Thread: Release LRU file

Release LRU file

From
Kimi
Date:
Hi,

This is in continuation of mails I sent last week about postgres
crashing
We are running pg 6.5.1, on Redhar 5.1 with DBI 0.92 and DBD 1.13 on a
512 MB RAM
and SCSI machine

Our application consists of requests going upto 150 per second on this
database
with an expected uptime of 24 by 7.
Earlier we were getting spinlock messages which we have hoped to sort
out by raising
number of open files per process to 1024 from the earlier 256

Postgres crashes giving an error message : FATAL 1: Release LRU file :
No opened files /
no one can be closed.

Now can anybody help on how to solve this.

Please help

Bye,

Murali
Differentiated Software Solutions



Re: [GENERAL] Release LRU file

From
Mike Mascari
Date:
Kimi wrote:
>
> Hi,
>
> This is in continuation of mails I sent last week about postgres
> crashing
> We are running pg 6.5.1, on Redhar 5.1 with DBI 0.92 and DBD 1.13 on a
> 512 MB RAM
> and SCSI machine
>
> Our application consists of requests going upto 150 per second on this
> database
> with an expected uptime of 24 by 7.
> Earlier we were getting spinlock messages which we have hoped to sort
> out by raising
> number of open files per process to 1024 from the earlier 256
>
> Postgres crashes giving an error message : FATAL 1: Release LRU file :
> No opened files /
> no one can be closed.
>
> Now can anybody help on how to solve this.
>
> Please help
>
> Bye,
>
> Murali
> Differentiated Software Solutions


We have been running a production server under a somewhat
lighter load, and encountered this once.

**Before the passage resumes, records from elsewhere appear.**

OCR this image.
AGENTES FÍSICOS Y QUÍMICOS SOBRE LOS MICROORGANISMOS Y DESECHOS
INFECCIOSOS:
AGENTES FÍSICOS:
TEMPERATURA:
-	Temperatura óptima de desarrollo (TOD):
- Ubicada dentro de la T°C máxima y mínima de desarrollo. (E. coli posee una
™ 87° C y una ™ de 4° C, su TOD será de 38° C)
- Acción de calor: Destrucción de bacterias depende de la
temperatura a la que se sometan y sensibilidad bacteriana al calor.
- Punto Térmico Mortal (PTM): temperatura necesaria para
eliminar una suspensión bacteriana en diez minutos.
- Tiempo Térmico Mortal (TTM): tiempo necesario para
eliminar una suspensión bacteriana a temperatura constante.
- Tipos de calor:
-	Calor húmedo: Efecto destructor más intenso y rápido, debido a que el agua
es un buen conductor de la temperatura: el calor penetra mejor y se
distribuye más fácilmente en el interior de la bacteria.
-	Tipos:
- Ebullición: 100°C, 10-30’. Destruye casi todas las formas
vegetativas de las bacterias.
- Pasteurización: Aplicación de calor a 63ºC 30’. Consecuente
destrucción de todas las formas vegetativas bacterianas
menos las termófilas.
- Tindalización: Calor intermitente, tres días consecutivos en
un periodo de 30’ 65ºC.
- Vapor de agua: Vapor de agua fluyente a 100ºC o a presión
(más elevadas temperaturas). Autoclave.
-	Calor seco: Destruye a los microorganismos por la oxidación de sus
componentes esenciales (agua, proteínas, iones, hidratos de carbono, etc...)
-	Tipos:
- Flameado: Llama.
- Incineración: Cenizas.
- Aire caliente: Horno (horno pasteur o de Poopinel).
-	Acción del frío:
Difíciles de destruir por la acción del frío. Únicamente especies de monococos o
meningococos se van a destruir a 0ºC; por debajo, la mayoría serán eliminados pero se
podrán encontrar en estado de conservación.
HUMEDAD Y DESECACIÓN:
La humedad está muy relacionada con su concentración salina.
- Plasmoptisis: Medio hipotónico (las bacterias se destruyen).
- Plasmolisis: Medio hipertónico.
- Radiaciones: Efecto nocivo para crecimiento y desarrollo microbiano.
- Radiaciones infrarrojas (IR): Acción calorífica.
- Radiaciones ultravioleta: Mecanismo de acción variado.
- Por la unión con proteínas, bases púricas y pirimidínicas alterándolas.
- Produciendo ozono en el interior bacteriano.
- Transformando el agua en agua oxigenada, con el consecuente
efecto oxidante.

The following
conversation took place on the mailing list about a month
ago:

http://www.PostgreSQL.ORG/mhonarc/pgsql-hackers/1999-11/msg00454.html
------------------------------------------------------------
Mike Mascari <mascarim@yahoo.com> writes:
> FATAL 1:  ReleaseLruFile: No opened files - no one can be closed

> This is the first time this has ever happened.

I've never seen that either.  Offhand I do not recall any
post-6.5
changes that would affect it, so the problem (whatever it
is) is
probably still there.

After eyeballing the code, it seems there are only two ways
this
could happen:

1. the number of "allocated" (non-virtual) file descriptors
grew to
exceed the number of files Postgres thinks it can have open;

2. something else was temporarily exhausting your kernel's
file table
space, so that ENFILE was returned for many successive
attempts to
open a file.  (After each one, fd.c will close another file
and try
again.)

#2 seems improbable on an unloaded system, and isn't real
probable even
on a loaded one, since you'd have to assume that some other
process
managed to suck up each filetable slot that fd.c released
before fd.c
could re-acquire it.  Once, yes, but several dozen times in
a row?

So I'm guessing a leak of allocated file descriptors.

After grovelling through the calls to AllocateFile, I only
see one
prospect for a leak: it looks to me like verify_password()
neglects
to close the password file if an invalid user name is
given.  Do you
use a plain (non-encrypted) password file?  If so, I'll bet
you can
reproduce the crash by trying repeatedly to connect with a
username
that's not in the password file.  If that pans out, it's a
simple fix:
add "FreeFile(pw_file);" near the bottom of
verify_password() in
src/backend/libpq/password.c.  Let me know if this guess is
right...

                        regards, tom lane
------------------------------------------------------------

Hope that helps,

Mike Mascari